El álbum
El consejero administrativo
Craterov, delgado y seco como la flecha del Almirantazgo, avanzó algunos pasos
y, dirigiéndose a Serlavis, ledijo:
-Excelencia: Constantemente
alentados y conmovidos hasta el fondo del corazón por vuestra gran autoridad y
paternal solicitud…
-Durante más de diez años
–le sopló Zacoucine.
-Durante más de diez años...
¡Jum!... En este día memorable, nosotros, sus subordinados, ofrecemos a su excelencia,
como prueba de respeto y de profunda gratitud, este álbum con nuestros retratos,
haciendo votos porque su noble vida se prolongue muchos años y que por largo
tiempo aún, hasta la hora de la muerte, nos honre con...
-Sus paternales enseñanzas
en el camino de la verdad y del progreso –añadió Zacoucine, enjugándose las
gotas de sudor que de pronto habían invadido la frente. Se veía que ardía en
deseos de tomar la palabra para colocar el discurso que seguramente traía
preparado.
-Y que –concluyó- su estandarte
siga flotando mucho tiempo aún en la carrera del genio, del trabajo y de la
conciencia social.
Por la mejilla izquierda de
Serlavis, llena de arrugas, se deslizó una lágrima.
-Señores –dijo con voz
temblorosa-, no esperaba yo esto, no podía imaginar que celebraran mi modesto
jubileo. Estoy emocionado, profundamente emocionado, y conservaré el recuerdo
de estos instantes hasta la muerte. Créanme, amigos míos, les aseguro que nadie
les desea como yo tantas felicidades... Si alguna vez ha habido pequeñas dificultades...
ha sido siempre en bien de todos ustedes...
Serlavis, actual consejero
de Estado, dio un abrazo a Craterov, consejero de estado administrativo, que no
esperaba semejante honor y que palideció de satisfacción. Luego, con el rostro
bañado en lágrimas como si le hubiese arrebatado el precioso álbum en vez de
ofrecérselo, hizo un gesto con la mano para indicar que la emoción le impedía
hablar.
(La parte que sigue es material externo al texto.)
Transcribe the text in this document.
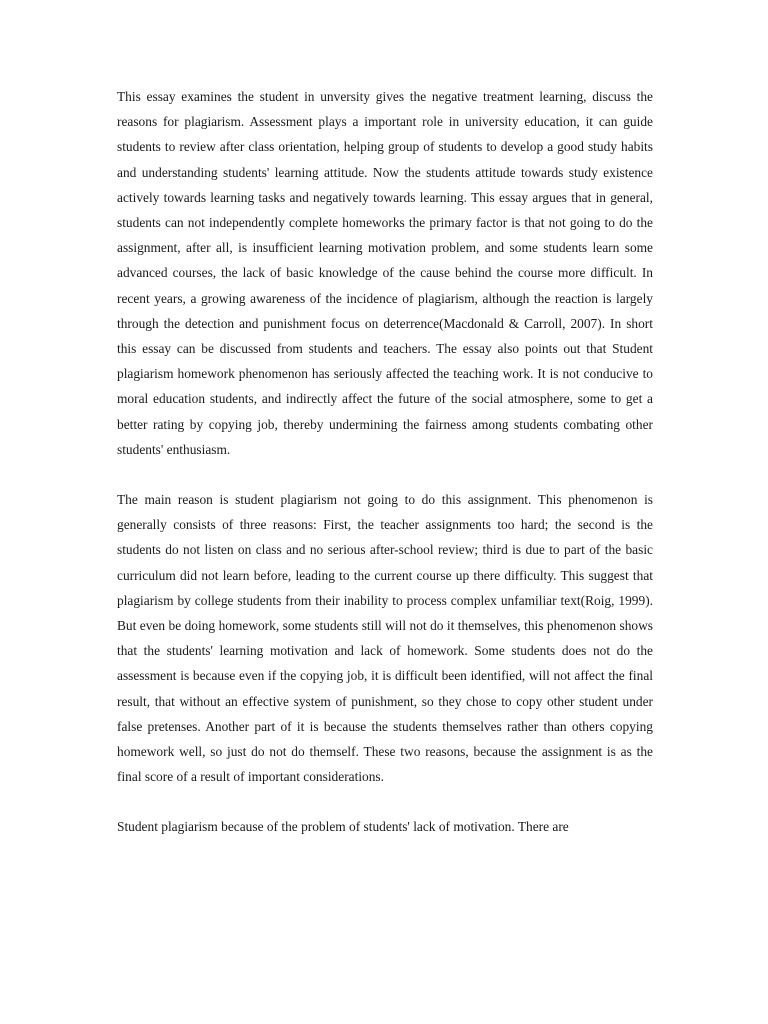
This essay examines the student in unversity gives the negative treatment learning, discuss the reasons for plagiarism. Assessment plays a important role in university education, it can guide students to review after class orientation, helping group of students to develop a good study habits and understanding students' learning attitude. Now the students attitude towards study existence actively towards learning tasks and negatively towards learning. This essay argues that in general, students can not independently complete homeworks the primary factor is that not going to do the assignment, after all, is insufficient learning motivation problem, and some students learn some advanced courses, the lack of basic knowledge of the cause behind the course more difficult. In recent years, a growing awareness of the incidence of plagiarism, although the reaction is largely through the detection and punishment focus on deterrence(Macdonald & Carroll, 2007). In short this essay can be discussed from students and teachers. The essay also points out that Student plagiarism homework phenomenon has seriously affected the teaching work. It is not conducive to moral education students, and indirectly affect the future of the social atmosphere, some to get a better rating by copying job, thereby undermining the fairness among students combating other students' enthusiasm.

The main reason is student plagiarism not going to do this assignment. This phenomenon is generally consists of three reasons: First, the teacher assignments too hard; the second is the students do not listen on class and no serious after-school review; third is due to part of the basic curriculum did not learn before, leading to the current course up there difficulty. This suggest that plagiarism by college students from their inability to process complex unfamiliar text(Roig, 1999). But even be doing homework, some students still will not do it themselves, this phenomenon shows that the students' learning motivation and lack of homework. Some students does not do the assessment is because even if the copying job, it is difficult been identified, will not affect the final result, that without an effective system of punishment, so they chose to copy other student under false pretenses. Another part of it is because the students themselves rather than others copying homework well, so just do not do themself. These two reasons, because the assignment is as the final score of a result of important considerations.

Student plagiarism because of the problem of students' lack of motivation. There are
Después, calmándose un poco, añadió unas cuantas palabras muy
afectuosas, estrechó a todos la mano y, en medio del entusiasmo y de sonoras
aclamaciones, se instaló en su coche abrumado de bendiciones. Durante el
trayecto sintió su pecho invadido de un júbilo desconocido hasta entonces y de
nuevo se le saltaron las lágrimas.
En su casa le esperaban
nuevas satisfacciones. Su familia, sus amigos y conocidos le hicieron tal
ovación que hubo un momento en que creyó sinceramente haber efectuado grandes
servicios a la patria y que hubiera sido una gran desgracia para ella que él no
hubiese existido. Durante la comida del jubileo no cesaron los brindis, los
discursos, los abrazos y las lágrimas. En fin, que Serlavis no esperaba que sus
méritos fueran premiados tan calurosamente.
-Señores –dijo en el
momento de los postres-, hace dos horas he sido indemnizado por todos los sufrimientos
que esperan al hombre que se ha puesto al servicio, no ya de la forma ni de la
letra, si se me permite expresarlo así, sino del deber. Durante toda mi carrera
he sido siempre fiel al principio de que no es el público el que se ha hecho
para nosotros, sino nosotros los que estamos hechos para él. Y hoy he recibido
la más alta recompensa. Mis subordinados me han ofrecido este álbum que me ha
llenado de emoción.
Todos los rostros se
inclinaron sobre el álbum para verlo.
-¡Qué bonito es! –dijo
Olga, la hija de Serlavis-. Estoy segura de que no cuesta menos de cincuenta
rublos. ¡Oh, es magnífico! ¿Me lo
das, papá? Tendré mucho cuidado con él... ¡Es tan bonito!
Después de la comida, Olga
se llevó el álbum a su habitación y lo guardó en su secreter. Al día siguiente
arrancó los retratos de los funcionarios, los tiró al suelo y colocó en su
lugar los de sus compañeros de colegio. Los uniformes cedieron el sitio a las
esclavinas blancas. Colás, el hijo pequeño de su excelencia, recortó los
retratos de los funcionarios y pintó sus trajes de rojo. Colocó bigotes en los
labios afeitados y barbas oscuras en los mentones imberbes. Cuando no tuvo nada
más para colorear, recortó siluetas y
les atravesó los ojos con una aguja, para jugar con ellas a los soldados. Al consejero
Craterov lo pegó de pie en una caja de fósforos y lo llevó colocado a sí al
despacho de su padre.
-Papá, mira, un monumento.
Serlavis se echó a reír,
movió la cabeza y, enternecido, dio un beso en la mejilla a Nicolás.
-Anda, pilluelo, enséñaselo
a mamá para que lo vea ella también.